For now, a brief summary:

  • 0.25mm is really good for draping, but too fussy to use for extensive garment

  • 0.4-0.6mm is the standard thickness for clothing.  The thinner you go, the harder it is to work with, but the more comfortable it will be for long-term wear

  • 0.6-0.8mm is great for bondage gear or very heavy rubber  It has little stretch so it wont' be comfortable to wear clothing in these gauges for an extended amount of time.

  • 0.8mm and up - for bondage gear and corsets.  Don't get a 1.0mm catsuit unless you're more than certain you want one, can afford to be unhappy with it or have already tried one on.  9 out of 10 regret it.

How do you store/care for latex?

Latex is susceptible to several common things that you should avoid.

  • Oil based products;  Will weaken and eventually erode your latex. Never use oil based shiners or lubricants. Body oils will not harm latex very much, but your latex should be washed after each use.

  • Sunlight; UV light will damage latex and cause its surface to eventually become lightened, and brittle. If your latex is going to be exposed to sunlight it should be treated with a UV protecting shiner such as Armor All It is important to store your latex out of direct sunlight, and even better store your latex in a cool dark place.

  • Oxygen; This is a much slower moving enemy of latex, but it is a bio-degradable material and the oxygen in air will eventually cause degradation of your latex. (This process is much accelerated by UV exposure, hence the warning about sunlight). To best protect your latex you will want to store it in a sealed, food safe plastic bag when not in use. When your latex is being worn or stored out of a bag, it is best to have protected the sheeting with silicone shiner or talcum powder.

  • Flame; Latex is flammable. On combustion it both melts and burns (which looks super cool!). While it is not easy to set alight, once burning it burns well. It is best to be careful if smoking while wearing latex clothing.

  • Smoke/Smells; Latex will absorb some smells, particularly cigarette smoke. If you want to preserve your latex's rubbery smell, don't smoke near or while wearing your latex. Seal it in plastic bags for storage if you expect it's storage environment to be exposed to smells (smoking, cooking, pet smells)

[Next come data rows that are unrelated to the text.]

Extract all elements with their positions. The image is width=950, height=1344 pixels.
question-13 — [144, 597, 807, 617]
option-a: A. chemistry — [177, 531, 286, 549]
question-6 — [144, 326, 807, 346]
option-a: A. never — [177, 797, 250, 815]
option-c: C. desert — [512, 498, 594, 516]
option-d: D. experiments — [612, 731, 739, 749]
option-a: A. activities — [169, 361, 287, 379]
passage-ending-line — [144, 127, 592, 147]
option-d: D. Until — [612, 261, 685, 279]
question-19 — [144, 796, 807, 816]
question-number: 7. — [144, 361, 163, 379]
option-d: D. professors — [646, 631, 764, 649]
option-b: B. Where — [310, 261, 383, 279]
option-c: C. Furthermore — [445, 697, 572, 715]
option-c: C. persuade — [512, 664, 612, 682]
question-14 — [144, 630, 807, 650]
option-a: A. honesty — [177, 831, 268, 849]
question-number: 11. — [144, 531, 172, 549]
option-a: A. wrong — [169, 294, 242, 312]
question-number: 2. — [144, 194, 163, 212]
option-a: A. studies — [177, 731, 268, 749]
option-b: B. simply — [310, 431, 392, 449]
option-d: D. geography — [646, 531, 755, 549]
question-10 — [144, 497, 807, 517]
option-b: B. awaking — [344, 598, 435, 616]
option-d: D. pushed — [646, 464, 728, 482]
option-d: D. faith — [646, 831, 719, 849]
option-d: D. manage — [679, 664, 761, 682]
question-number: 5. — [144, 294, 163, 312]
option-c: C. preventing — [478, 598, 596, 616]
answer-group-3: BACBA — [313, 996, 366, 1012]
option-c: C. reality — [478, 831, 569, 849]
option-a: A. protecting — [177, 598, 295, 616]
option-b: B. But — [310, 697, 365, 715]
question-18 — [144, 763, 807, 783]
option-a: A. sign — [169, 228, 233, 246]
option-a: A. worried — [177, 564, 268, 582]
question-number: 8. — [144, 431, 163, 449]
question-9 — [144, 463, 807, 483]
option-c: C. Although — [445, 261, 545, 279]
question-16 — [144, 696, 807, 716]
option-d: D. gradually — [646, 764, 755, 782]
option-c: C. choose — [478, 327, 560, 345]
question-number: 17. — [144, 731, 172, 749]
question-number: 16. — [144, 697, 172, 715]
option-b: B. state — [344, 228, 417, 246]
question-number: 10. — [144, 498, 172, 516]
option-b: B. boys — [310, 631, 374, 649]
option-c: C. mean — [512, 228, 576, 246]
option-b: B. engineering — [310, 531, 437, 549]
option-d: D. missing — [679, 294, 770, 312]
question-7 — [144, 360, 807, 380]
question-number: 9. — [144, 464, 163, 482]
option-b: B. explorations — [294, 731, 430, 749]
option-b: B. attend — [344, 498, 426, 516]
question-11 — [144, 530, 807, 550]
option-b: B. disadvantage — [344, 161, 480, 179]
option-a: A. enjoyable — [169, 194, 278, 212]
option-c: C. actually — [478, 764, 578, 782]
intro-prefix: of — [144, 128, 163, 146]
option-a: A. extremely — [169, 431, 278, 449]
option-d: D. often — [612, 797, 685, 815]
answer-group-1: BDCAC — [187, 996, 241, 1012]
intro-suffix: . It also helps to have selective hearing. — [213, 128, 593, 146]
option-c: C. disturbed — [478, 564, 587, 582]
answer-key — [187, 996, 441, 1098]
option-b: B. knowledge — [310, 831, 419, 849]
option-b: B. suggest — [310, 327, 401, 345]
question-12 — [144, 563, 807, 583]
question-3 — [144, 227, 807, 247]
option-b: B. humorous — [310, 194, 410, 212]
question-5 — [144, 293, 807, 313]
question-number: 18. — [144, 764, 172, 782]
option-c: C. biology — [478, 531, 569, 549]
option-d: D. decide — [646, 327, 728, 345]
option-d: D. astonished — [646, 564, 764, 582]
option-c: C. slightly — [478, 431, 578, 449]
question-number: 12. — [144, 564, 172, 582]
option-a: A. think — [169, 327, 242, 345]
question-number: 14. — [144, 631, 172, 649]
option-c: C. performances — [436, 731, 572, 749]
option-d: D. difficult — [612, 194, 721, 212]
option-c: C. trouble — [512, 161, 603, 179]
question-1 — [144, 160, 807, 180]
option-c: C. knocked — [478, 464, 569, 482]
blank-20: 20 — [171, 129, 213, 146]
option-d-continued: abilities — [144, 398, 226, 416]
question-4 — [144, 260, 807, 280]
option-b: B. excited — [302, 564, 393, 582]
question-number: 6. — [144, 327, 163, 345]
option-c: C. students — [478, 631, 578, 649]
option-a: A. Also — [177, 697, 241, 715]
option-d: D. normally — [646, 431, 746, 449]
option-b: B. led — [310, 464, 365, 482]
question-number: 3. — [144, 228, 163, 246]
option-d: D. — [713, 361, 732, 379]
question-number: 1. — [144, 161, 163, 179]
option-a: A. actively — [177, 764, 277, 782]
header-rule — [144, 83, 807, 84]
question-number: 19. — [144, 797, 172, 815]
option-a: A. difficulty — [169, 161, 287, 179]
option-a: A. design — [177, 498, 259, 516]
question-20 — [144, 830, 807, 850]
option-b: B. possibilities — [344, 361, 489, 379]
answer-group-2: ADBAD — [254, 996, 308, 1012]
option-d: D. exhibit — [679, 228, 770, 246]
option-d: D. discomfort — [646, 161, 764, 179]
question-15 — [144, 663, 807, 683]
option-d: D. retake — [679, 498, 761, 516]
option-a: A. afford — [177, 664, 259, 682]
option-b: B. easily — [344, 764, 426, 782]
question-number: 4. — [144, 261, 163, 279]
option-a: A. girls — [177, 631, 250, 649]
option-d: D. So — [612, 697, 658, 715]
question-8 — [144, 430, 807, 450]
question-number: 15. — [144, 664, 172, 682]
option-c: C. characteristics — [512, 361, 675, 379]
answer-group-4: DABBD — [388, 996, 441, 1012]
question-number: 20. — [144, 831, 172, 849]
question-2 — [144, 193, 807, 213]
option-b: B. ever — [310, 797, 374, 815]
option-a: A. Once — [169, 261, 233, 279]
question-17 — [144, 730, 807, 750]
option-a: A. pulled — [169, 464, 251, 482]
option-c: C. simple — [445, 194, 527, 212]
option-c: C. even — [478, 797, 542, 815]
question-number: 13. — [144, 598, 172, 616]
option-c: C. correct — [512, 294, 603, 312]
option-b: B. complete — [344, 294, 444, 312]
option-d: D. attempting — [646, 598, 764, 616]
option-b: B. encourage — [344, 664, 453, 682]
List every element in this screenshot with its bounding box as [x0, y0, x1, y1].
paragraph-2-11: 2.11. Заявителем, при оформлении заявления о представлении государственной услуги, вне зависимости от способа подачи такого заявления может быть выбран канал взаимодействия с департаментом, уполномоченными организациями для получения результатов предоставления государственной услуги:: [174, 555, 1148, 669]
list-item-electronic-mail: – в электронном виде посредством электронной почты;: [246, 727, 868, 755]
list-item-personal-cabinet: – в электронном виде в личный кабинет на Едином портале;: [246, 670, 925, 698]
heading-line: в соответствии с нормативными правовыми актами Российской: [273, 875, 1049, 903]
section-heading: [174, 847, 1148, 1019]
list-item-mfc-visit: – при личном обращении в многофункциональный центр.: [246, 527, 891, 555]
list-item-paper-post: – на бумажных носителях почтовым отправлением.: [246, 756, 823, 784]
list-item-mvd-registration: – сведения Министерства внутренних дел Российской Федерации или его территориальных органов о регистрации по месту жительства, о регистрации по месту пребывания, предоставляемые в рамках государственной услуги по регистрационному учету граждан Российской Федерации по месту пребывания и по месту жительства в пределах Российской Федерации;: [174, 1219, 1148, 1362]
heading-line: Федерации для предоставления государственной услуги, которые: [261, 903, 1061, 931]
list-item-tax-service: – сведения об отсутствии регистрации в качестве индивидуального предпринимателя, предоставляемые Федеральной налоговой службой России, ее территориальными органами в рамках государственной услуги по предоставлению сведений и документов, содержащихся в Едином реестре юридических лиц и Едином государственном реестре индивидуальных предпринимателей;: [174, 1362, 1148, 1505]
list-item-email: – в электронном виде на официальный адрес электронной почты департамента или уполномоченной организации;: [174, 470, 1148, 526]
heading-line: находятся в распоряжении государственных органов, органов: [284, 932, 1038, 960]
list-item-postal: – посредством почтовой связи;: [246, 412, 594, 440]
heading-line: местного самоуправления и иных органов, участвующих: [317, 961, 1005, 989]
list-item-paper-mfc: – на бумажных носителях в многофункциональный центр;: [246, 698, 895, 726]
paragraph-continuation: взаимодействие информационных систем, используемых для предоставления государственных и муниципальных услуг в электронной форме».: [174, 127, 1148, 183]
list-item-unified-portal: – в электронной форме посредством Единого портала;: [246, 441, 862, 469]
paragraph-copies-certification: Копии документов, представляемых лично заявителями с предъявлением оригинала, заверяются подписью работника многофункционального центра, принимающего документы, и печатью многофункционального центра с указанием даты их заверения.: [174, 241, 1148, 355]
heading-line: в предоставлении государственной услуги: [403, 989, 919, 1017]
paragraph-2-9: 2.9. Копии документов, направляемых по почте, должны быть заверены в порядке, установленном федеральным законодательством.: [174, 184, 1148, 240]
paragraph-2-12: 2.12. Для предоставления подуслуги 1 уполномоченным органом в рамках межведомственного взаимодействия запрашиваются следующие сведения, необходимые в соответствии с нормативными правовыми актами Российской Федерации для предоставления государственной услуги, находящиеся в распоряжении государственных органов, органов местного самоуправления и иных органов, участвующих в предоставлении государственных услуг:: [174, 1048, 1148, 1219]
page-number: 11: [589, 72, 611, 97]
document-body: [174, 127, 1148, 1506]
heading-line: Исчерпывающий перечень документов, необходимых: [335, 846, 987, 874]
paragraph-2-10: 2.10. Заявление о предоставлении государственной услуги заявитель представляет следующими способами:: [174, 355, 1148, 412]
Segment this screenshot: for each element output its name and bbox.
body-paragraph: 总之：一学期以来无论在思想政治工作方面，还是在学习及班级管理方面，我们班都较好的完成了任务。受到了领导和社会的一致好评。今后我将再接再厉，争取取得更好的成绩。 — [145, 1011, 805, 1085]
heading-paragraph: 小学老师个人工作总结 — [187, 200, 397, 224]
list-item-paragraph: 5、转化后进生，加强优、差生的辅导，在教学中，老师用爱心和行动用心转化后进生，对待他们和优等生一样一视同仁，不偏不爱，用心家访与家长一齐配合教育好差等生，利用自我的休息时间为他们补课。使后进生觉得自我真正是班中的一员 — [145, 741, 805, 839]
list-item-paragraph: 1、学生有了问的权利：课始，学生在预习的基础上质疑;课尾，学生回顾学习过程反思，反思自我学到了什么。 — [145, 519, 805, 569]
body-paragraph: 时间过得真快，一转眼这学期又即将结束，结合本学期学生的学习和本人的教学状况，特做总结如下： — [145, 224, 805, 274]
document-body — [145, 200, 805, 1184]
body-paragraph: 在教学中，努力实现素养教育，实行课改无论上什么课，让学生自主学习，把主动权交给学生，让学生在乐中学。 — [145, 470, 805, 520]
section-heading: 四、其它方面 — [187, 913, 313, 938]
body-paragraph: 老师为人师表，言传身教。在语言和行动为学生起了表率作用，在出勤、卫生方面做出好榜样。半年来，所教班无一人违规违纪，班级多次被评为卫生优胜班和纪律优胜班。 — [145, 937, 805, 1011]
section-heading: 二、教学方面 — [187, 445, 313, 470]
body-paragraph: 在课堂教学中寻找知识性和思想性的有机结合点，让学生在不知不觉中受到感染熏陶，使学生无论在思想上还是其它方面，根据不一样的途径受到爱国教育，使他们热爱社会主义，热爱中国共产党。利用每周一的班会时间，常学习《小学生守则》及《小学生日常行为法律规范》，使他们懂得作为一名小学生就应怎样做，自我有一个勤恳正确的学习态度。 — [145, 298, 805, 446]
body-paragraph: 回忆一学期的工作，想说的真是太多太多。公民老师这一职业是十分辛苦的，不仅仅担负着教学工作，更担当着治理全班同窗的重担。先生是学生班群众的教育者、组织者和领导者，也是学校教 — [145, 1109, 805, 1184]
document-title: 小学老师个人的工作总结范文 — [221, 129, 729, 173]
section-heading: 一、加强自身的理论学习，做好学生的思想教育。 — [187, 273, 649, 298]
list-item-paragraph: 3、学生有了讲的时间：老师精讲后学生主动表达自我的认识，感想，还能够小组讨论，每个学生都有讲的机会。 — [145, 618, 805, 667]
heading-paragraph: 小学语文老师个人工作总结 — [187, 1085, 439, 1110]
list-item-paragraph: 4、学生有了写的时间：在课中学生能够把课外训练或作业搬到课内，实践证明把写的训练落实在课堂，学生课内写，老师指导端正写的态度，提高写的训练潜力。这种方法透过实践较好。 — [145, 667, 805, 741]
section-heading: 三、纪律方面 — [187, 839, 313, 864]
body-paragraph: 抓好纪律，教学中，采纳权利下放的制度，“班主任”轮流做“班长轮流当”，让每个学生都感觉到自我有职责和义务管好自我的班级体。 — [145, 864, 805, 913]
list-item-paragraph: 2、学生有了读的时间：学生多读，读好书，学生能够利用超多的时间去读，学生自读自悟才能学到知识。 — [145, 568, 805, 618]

  • Copper/Composite Metals. Some metals will stain light colored latex. This is a chemical reaction that changes the pigmentation of natural latex and cannot be undone by cleaning. So it is best to avoid metal hangers, pennies (change from the bar at parties has caused a few upsets in the past), and contact with metal zippers/fittings on other clothing, belts, and jewelry. 


Storing your latex is simple enough. If you can avoid the hazards listed above your latex will last a long time. If you are storing large quantities of latex (above 1-2 yards) we suggest that you keep it on a roll, wrapped in plastic in a cool dark place.


Latex garments can be hung in a dark closet (on a plastic hanger) or folded in plastic bags in a drawer for best storage. We suggest that you powder or shine your latex before you store it for best protection against oxidization or other damage.


Where can I find more information on latex crafting?

You can order one of our kits, which comes with a link to our how-to guide.  Alternately there are some great resources online.  Two of our favorites are www.makinglatexclothing.com and check out the "Latex Lovers" and "Making Latex Clothing" groups on Fetlife.



Can I sew latex?

We don't recommend it!  You can sew latex if you glue a fabric backing to it, but it's far more common to simply glue it together.

What kind of glue do I use?

There are a couple options - we use rubber cement cut approximately 50/50 with cement thinner.  Best Test and Bestine thinner are personal favorites.  You can also use latex milk, which is less commonly available in North America.

Do you sell glue?

Nope!  It's readly available at local art supply stores or online.  Look for Best Test glue and Bestine thinner.